I'm used to making birthday cakes for other people, so when it came to my own birthday, it seemed natural that I'd be making it too (a friend told me he was too intimidated to make me a cake, hah.) I ended up making two joint birthday cakes. One was a joint birthday cake with my sister, and the other one with a friend at work.
(Incidentally, does it seem like you know a lot of people whose birthdays are close to yours, or it just me?)
The first birthday cake was a tiramisu cake because my sister adores tiramisu. The recipe comes from Dorie Greenspan's
Baking: From My Home to Yours. The recipe is fairly straight forward: soak two disks of gorgeous yellow cake in coffee syrup, sandwich with mascarpone cream and chopped chocolate, and top with espresso-flavored whipped cream.

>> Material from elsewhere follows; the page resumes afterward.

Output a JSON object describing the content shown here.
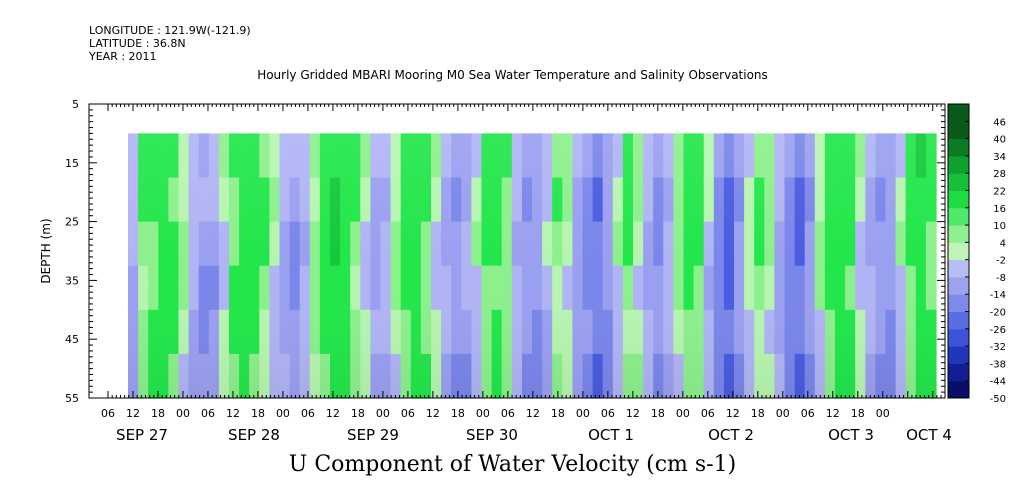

Making the cake was interesting, especially as I had to bring half of my baking equipment across the border to Canada. It's a good thing I didn't fly, because I don't think security would be too happy with my Le Cordon Bleu knife set...
There was also some pressure since this was the first time my parents have seen me bake, aside from the simple sponge cakes I made in high school (and the fantastically disastrous attempt at Cantonese egg tarts in seventh grade, but that's a story for another time). My cousin was visiting from Victoria, so I had quite an audience watching me decorate the cake.
I used the polka-dot stencil pattern from Ikea (I'm a fan of
stencil patterns). The bottle of chocolate-covered coffee beans I got from a friend's company launch party also came in handy.
The cake came out pretty well. The yellow cake recipe is great, although I would have used more soaking syrup (and more alcohol!). The key take-away from the experience, however, is that espresso-flavored whipped cream is seriously addictive, even when it's made with espresso powder.